Dr Budvari identified a small mole on my right shoulder that she said she wasn’t happy with – I thought that it had been there for about a year. After administering a local anaesthetic injection to the mole site, she used a punch biopsy tool to remove the mole, as well as a small area around it. This suspicious character was then popped in a specimen jar of formaldehyde and sent to the laboratory for testing. When removing a mole like this, Dr Budavari said, she has to go down to the fat layer underneath the skin, which she can see quite clearly.
I received an email from her a few days later, saying the results from the lab had come back, characterising the mole as moderately atypical (abnormal). She said that the mole could have become more and more atypical if we had left it, but now excised, we did not need to do anything further. In light of this, she suggested she remove another mole she identified on my back, which she removed the same way, a few weeks later. This required three small stiches. The test results revealed the same result, an atypical mild to moderate cell growth. As you can imagine, I’m very relieved it was not more serious!
Atypical moles like the ones I had removed show an increased risk for melanoma, a dangerous skin cancer – you can read more about this on the Skin Cancer Foundation’s website.
I’m possibly one of the most fastidious people out there when it comes to staying out of the sun and wearing hats and sunscreen. I see and treat sun damaged skin every day in the salon, so I know exactly what the sun can do.
This goes to show, you cannot be too careful when protecting yourself from the sun. The last time I got sunburnt was about 10 years ago, but what is interesting, is that moles like these are caused more by genetics than from sun exposure. The gene mutation can be inherited from a family member, or it can just start out of the blue. Known as the Viking Gene – originating from Northern European ancestors with red hair and fair skin with freckles – I probably inherited the gene from my father’s mother, who is Irish.

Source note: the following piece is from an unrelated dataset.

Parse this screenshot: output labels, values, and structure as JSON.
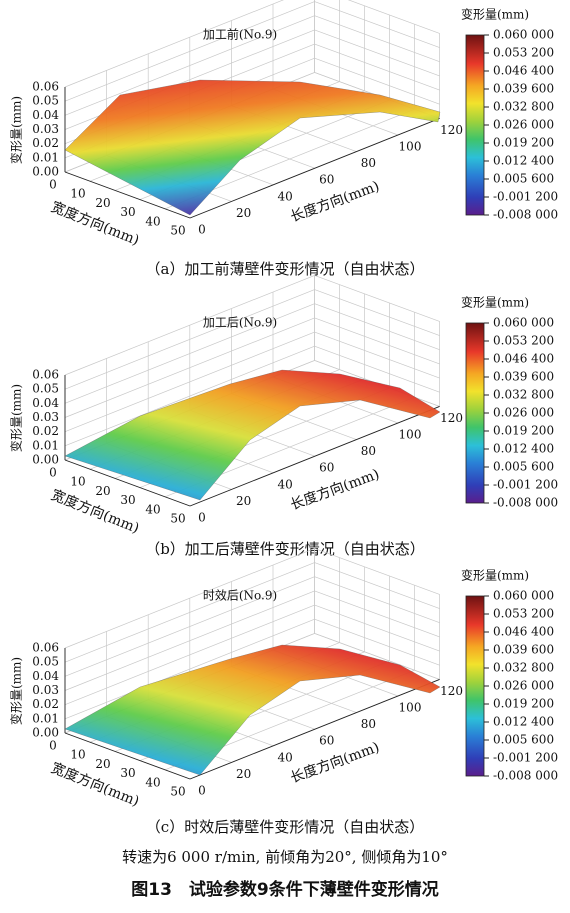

The sun is not the primary cause of melanoma, but a bad sunburn damages the DNA of the skin, which may trigger mutation. This is proven by the fact that you can get melanomas in between the toes or under the feet, where there is no sun exposure.
A mole like the one on my back, when mutating, will spread out sideways first, then darken in colour, before getting bumpy or raised. When the mole is raised, it is at a developed stage already. Although I do see my dermatologist annually, this whole experience has driven home how quickly cells can change and become potentially dangerous. Dr Budavari will see me again every three months for the next year, to check for any changes.
It is so important to visit a dermatologist regularly to have your skin checked – identifying and excising suspicious moles and freckles early on could be the action that saves you from a bigger, more painful and possibly unsightly procedure later in life. You cannot be complacent about skin checks.